An odd choice of venue for Nick Cave and Warren Ellis? Perhaps. 

This, however, did not deter a large audience in the grand auditorium of Blackpool Opera House with its 2,813-seat capacity. They were dressed to the nines, with some resembling Cave himself! This being the first joint bill tour, Cave and Ellis may have felt they had something to prove, and prove it they did. 

Pre-show, the stage was impressive even with the house lights up, with its array of musical instruments including a grand piano, guitar, drums, violin and something mysterious in a case that, presumably, belonged to Warren Ellis. Hauntingly, the lights peering out into the audience were a rich blue which would later cast ghostly shadows on the musicians. 

First onstage were three singers, joined by Johnny Hostile on keys, drums and bass. Warren Ellis then appeared, followed by a nonchalant Cave in a suave suit. They made an eccentric pair, Ellis crouched over the synth or violin on a chair for the duration of the show with a lengthy beard and country music vibe.  Long-limbed and tall, Nick Cave began to sing, and we wondered if he was attempting to woo us through the interpretation of modern dance. As the melodies and ethereal harmonies wound around us like a spell, Cave took us on a whirlwind tour of his lyrics, and then everything made sense.

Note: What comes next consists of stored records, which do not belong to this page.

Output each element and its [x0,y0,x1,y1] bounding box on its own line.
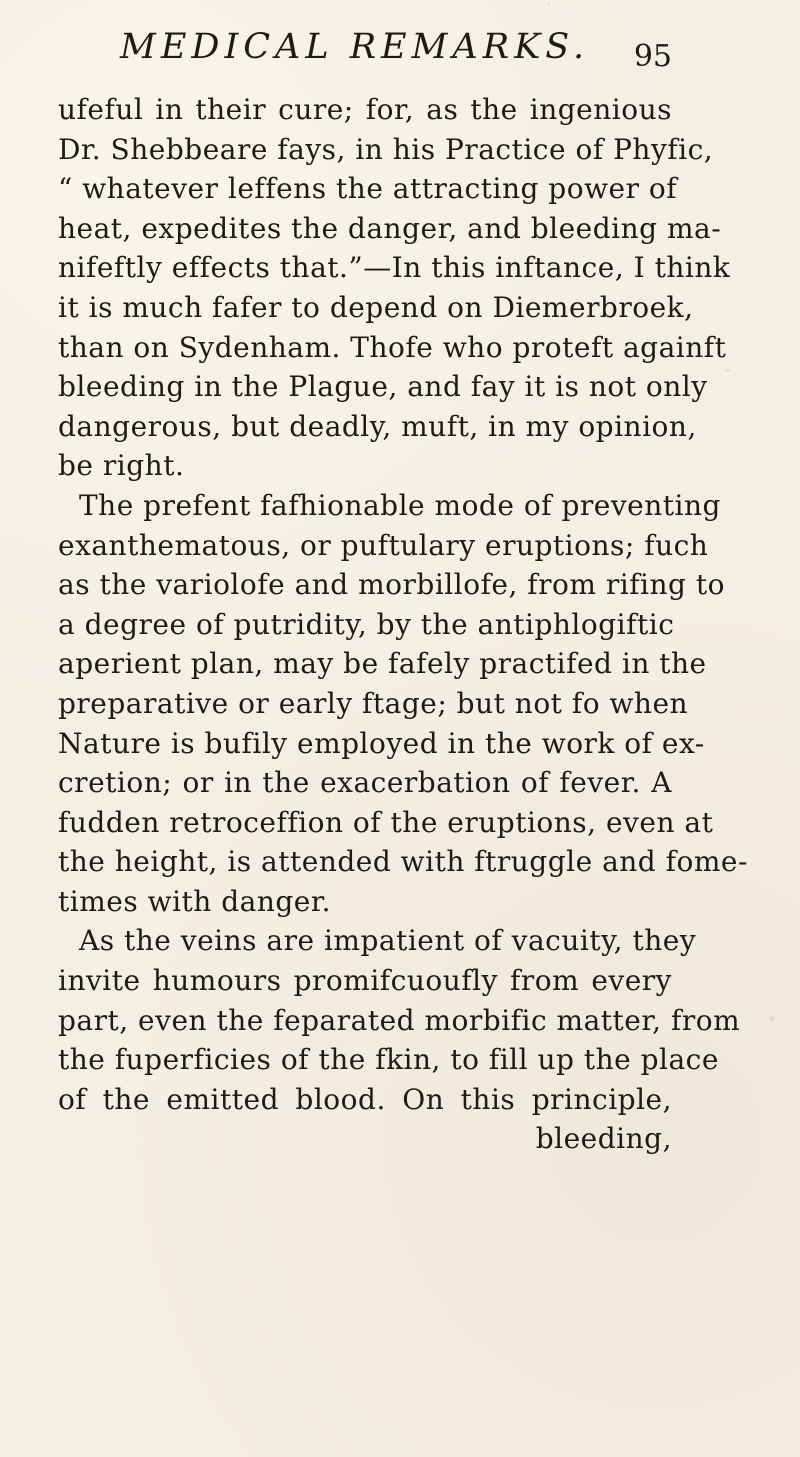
text-line: a degree of putridity, by the antiphlogiftic [58,607,675,641]
text-line: times with danger. [58,884,332,918]
text-line: Dr. Shebbeare fays, in his Practice of Phyfic, [58,132,714,166]
text-line: heat, expedites the danger, and bleeding ma- [58,211,722,245]
running-head: MEDICAL REMARKS. [120,27,590,67]
text-line: nifeftly effects that.”—In this inftance, I think [58,251,731,285]
text-line: Nature is bufily employed in the work of ex- [58,726,705,760]
text-line: “ whatever leffens the attracting power of [58,172,678,206]
text-line: as the variolofe and morbillofe, from rifing to [58,568,725,602]
paper-smudge [725,369,730,372]
paper-smudge [548,2,550,5]
text-line: ufeful in their cure; for, as the ingenious [58,93,672,126]
text-line: The prefent fafhionable mode of preventing [79,488,721,522]
paper-smudge [770,1016,774,1021]
text-line: than on Sydenham. Thofe who proteft againft [58,330,727,364]
text-line: the height, is attended with ftruggle and fome- [58,845,748,879]
text-line: invite humours promifcuoufly from every [58,964,672,998]
text-line: exanthematous, or puftulary eruptions; fuch [58,528,709,562]
text-line: part, even the feparated morbific matter, from [58,1003,741,1037]
catchword: bleeding, [535,1122,672,1156]
page-header [120,18,672,76]
page-number: 95 [633,39,672,74]
text-line: cretion; or in the exacerbation of fever. A [58,766,672,800]
text-line: the fuperficies of the fkin, to fill up the place [58,1043,719,1077]
text-line: fudden retroceffion of the eruptions, even at [58,805,714,839]
text-line: As the veins are impatient of vacuity, they [79,924,697,958]
text-line: bleeding in the Plague, and fay it is not only [58,370,708,404]
text-line: be right. [58,449,185,483]
text-line: aperient plan, may be fafely practifed in the [58,647,707,681]
text-line: dangerous, but deadly, muft, in my opinion, [58,409,697,443]
text-line: of the emitted blood. On this principle, [58,1082,672,1116]
body-text [58,90,748,1159]
text-line: preparative or early ftage; but not fo when [58,686,689,720]
text-line: it is much fafer to depend on Diemerbroek, [58,290,694,324]
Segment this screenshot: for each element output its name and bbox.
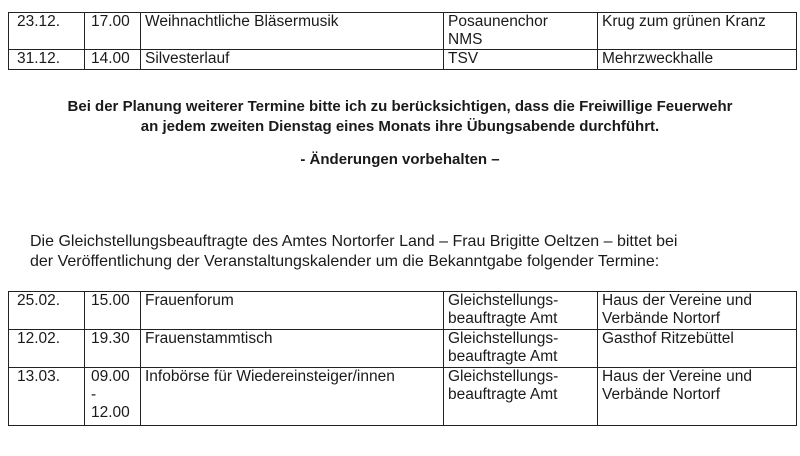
event-location: Haus der Vereine und Verbände Nortorf: [598, 368, 797, 426]
event-title: Silvesterlauf: [141, 50, 444, 70]
event-location: Krug zum grünen Kranz: [598, 13, 797, 50]
event-date: 23.12.: [9, 13, 85, 50]
event-date: 25.02.: [9, 292, 85, 330]
fire-brigade-notice-line2: an jedem zweiten Dienstag eines Monats ihre Übungsabende durchführt.: [140, 118, 660, 135]
event-organizer: Gleichstellungs- beauftragte Amt: [444, 368, 598, 426]
event-organizer: Gleichstellungs- beauftragte Amt: [444, 292, 598, 330]
table-row: [9, 13, 797, 50]
event-organizer: Gleichstellungs- beauftragte Amt: [444, 330, 598, 368]
event-title: Frauenforum: [141, 292, 444, 330]
events-table-bottom: [8, 291, 797, 426]
table-row: [9, 330, 797, 368]
event-title: Frauenstammtisch: [141, 330, 444, 368]
event-time: 19.30: [85, 330, 141, 368]
intro-paragraph-line2: der Veröffentlichung der Veranstaltungskalender um die Bekanntgabe folgender Termine:: [30, 253, 660, 270]
event-title: Infobörse für Wiedereinsteiger/innen: [141, 368, 444, 426]
events-table-top: [8, 12, 797, 70]
changes-reserved-note: - Änderungen vorbehalten –: [300, 151, 500, 168]
fire-brigade-notice-line1: Bei der Planung weiterer Termine bitte ich zu berücksichtigen, dass die Freiwillige Feuerwehr: [67, 98, 733, 115]
event-location: Mehrzweckhalle: [598, 50, 797, 70]
event-date: 12.02.: [9, 330, 85, 368]
event-date: 31.12.: [9, 50, 85, 70]
event-time: 17.00: [85, 13, 141, 50]
event-date: 13.03.: [9, 368, 85, 426]
intro-paragraph-line1: Die Gleichstellungsbeauftragte des Amtes Nortorfer Land – Frau Brigitte Oeltzen – bittet bei: [30, 233, 678, 250]
event-title: Weihnachtliche Bläsermusik: [141, 13, 444, 50]
table-row: [9, 368, 797, 426]
event-organizer: Posaunenchor NMS: [444, 13, 598, 50]
event-organizer: TSV: [444, 50, 598, 70]
table-row: [9, 50, 797, 70]
table-row: [9, 292, 797, 330]
event-location: Haus der Vereine und Verbände Nortorf: [598, 292, 797, 330]
event-time: 15.00: [85, 292, 141, 330]
event-time: 09.00 - 12.00: [85, 368, 141, 426]
event-location: Gasthof Ritzebüttel: [598, 330, 797, 368]
event-time: 14.00: [85, 50, 141, 70]
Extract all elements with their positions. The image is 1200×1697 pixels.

As the melodies and ethereal harmonies wound around us like a spell, Cave took us on a whirlwind tour of his lyrics, and then everything made sense.

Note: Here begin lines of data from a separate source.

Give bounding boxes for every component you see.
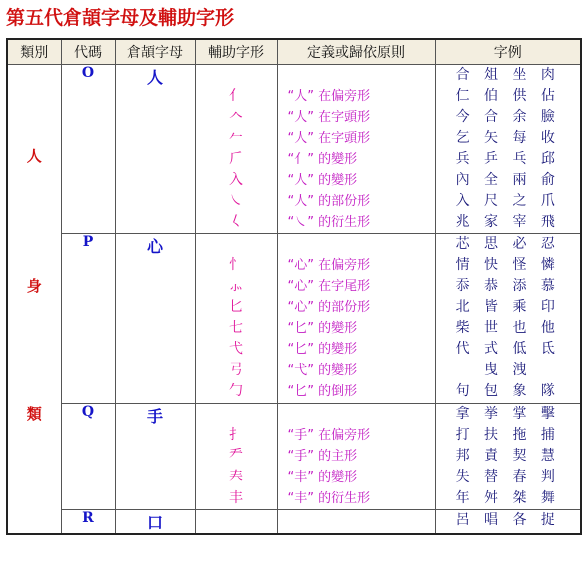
definition-cell (277, 403, 435, 509)
table-row-q (7, 403, 581, 509)
category-cell (7, 65, 61, 535)
aux-glyph: 𡗗 (229, 468, 243, 485)
aux-glyph: 入 (229, 172, 243, 188)
example-line: 邦 責 契 慧 (455, 447, 560, 464)
header-definition: 定義或歸依原則 (277, 39, 435, 65)
aux-glyph: 勹 (229, 383, 243, 400)
example-line: 失 替 春 判 (455, 468, 560, 485)
example-line: 忝 恭 添 慕 (455, 278, 560, 295)
definition-cell (277, 65, 435, 234)
examples-cell (435, 509, 581, 534)
aux-glyph: 𠂉 (229, 130, 243, 146)
example-line: 拿 挙 掌 擊 (455, 405, 560, 422)
example-line: 入 尺 之 爪 (455, 193, 560, 209)
example-line: 柴 世 也 他 (455, 320, 560, 337)
example-line: 內 全 兩 俞 (455, 172, 560, 188)
definition-text: “匕” 的變形 (287, 321, 358, 337)
definition-text: “匕” 的倒形 (287, 384, 358, 400)
definition-text: “手” 在偏旁形 (287, 427, 371, 443)
table-row-o (7, 65, 581, 234)
letter-cell: 人 (115, 65, 195, 234)
aux-cell (195, 509, 277, 534)
definition-text: “人” 在偏旁形 (287, 89, 371, 104)
example-line: 芯 思 必 忍 (455, 236, 560, 253)
code-cell: Q (61, 403, 115, 509)
header-code: 代碼 (61, 39, 115, 65)
aux-glyph: 弋 (229, 341, 243, 358)
example-line: 打 扶 拖 捕 (455, 426, 560, 443)
aux-glyph: 七 (229, 320, 243, 337)
example-line: 句 包 象 隊 (455, 383, 560, 400)
aux-glyph: 𢎗 (229, 362, 243, 379)
example-line: 北 皆 乘 印 (455, 299, 560, 316)
category-char-shen: 身 (26, 277, 42, 295)
cangjie-table (6, 38, 582, 535)
example-line: 情 快 怪 憐 (455, 257, 560, 274)
definition-text: “弋” 的變形 (287, 363, 358, 379)
definition-text: “丰” 的變形 (287, 469, 358, 485)
aux-glyph: ㇏ (229, 193, 243, 209)
examples-cell (435, 65, 581, 234)
header-letter: 倉頡字母 (115, 39, 195, 65)
definition-text: “人” 的部份形 (287, 194, 371, 209)
aux-glyph: ⺗ (229, 278, 243, 295)
definition-text: “人” 的變形 (287, 173, 358, 188)
aux-glyph: 龵 (229, 447, 243, 464)
letter-cell: 心 (115, 234, 195, 403)
example-line: 仁 伯 供 佔 (455, 88, 560, 104)
aux-glyph: 丰 (229, 489, 243, 506)
example-line: 乞 矢 每 收 (455, 130, 560, 146)
example-line: 代 式 低 氐 (455, 341, 560, 358)
code-cell: P (61, 234, 115, 403)
definition-text: “手” 的主形 (287, 448, 358, 464)
header-row (7, 39, 581, 65)
definition-text: “心” 在字尾形 (287, 279, 371, 295)
definition-text: “人” 在字頭形 (287, 110, 371, 125)
aux-glyph: 亻 (229, 88, 243, 104)
table-row-r (7, 509, 581, 534)
header-examples: 字例 (435, 39, 581, 65)
definition-text: “丰” 的衍生形 (287, 490, 371, 506)
table-row-p (7, 234, 581, 403)
example-line: 合 俎 坐 肉 (455, 67, 560, 83)
letter-cell: 口 (115, 509, 195, 534)
example-line: 曳 洩 (484, 362, 532, 379)
definition-text: “亻” 的變形 (287, 152, 358, 167)
definition-text: “匕” 的變形 (287, 342, 358, 358)
header-category: 類別 (7, 39, 61, 65)
example-line: 年 舛 桀 舞 (455, 489, 560, 506)
definition-cell (277, 234, 435, 403)
example-line: 呂 唱 各 捉 (455, 511, 560, 528)
aux-cell (195, 403, 277, 509)
aux-glyph: 匕 (229, 299, 243, 316)
category-char-ren: 人 (26, 147, 42, 165)
aux-glyph: 扌 (229, 426, 243, 443)
example-line: 兆 家 宰 飛 (455, 214, 560, 230)
example-line: 今 合 余 臉 (455, 109, 560, 125)
header-aux: 輔助字形 (195, 39, 277, 65)
examples-cell (435, 403, 581, 509)
examples-cell (435, 234, 581, 403)
aux-glyph: 𠂆 (229, 151, 243, 167)
aux-glyph: 𡿨 (229, 214, 243, 230)
definition-text: “人” 在字頭形 (287, 131, 371, 146)
definition-text: “㇏” 的衍生形 (287, 215, 371, 230)
definition-text: “心” 的部份形 (287, 300, 371, 316)
aux-glyph: 忄 (229, 257, 243, 274)
aux-cell (195, 65, 277, 234)
aux-glyph: 𠆢 (229, 109, 243, 125)
page-title: 第五代倉頡字母及輔助字形 (6, 7, 235, 29)
example-line: 兵 乒 乓 邱 (455, 151, 560, 167)
definition-text: “心” 在偏旁形 (287, 258, 371, 274)
code-cell: O (61, 65, 115, 234)
definition-cell (277, 509, 435, 534)
code-cell: R (61, 509, 115, 534)
letter-cell: 手 (115, 403, 195, 509)
aux-cell (195, 234, 277, 403)
category-char-lei: 類 (26, 405, 42, 423)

Two major themes that were obvious – God and grief. Following the death of his teenage son Arthur, Nick Cave wrote ‘Ghosteen,’ some of which was performed, along with snippets of his and Ellis’ new album ‘Carnage,’ and some old favourites, including a cover of the T.Rex song ‘Cosmic Dancer.’ This stunning rendition featured Cave on piano and vocals, and Ellis on violin.

His voice seemed broken and desperate, in particular on the tracks that were performed solely on piano. You could have heard a pin drop throughout the show. It felt like the whole audience was holding its breath.

The juxtaposition of the melodic, dreamlike state of his former songs then crashed into the carnage of ‘Hand of God,’ with bursts of red spotlights made us wonder whether we were in heaven or hell. It was angry, and reminded us that grief, much like Cave’s music, is not linear.

This performance was pure poetry and given what Nick Cave has endured in recent years, reminded us that even he believes that peace will come.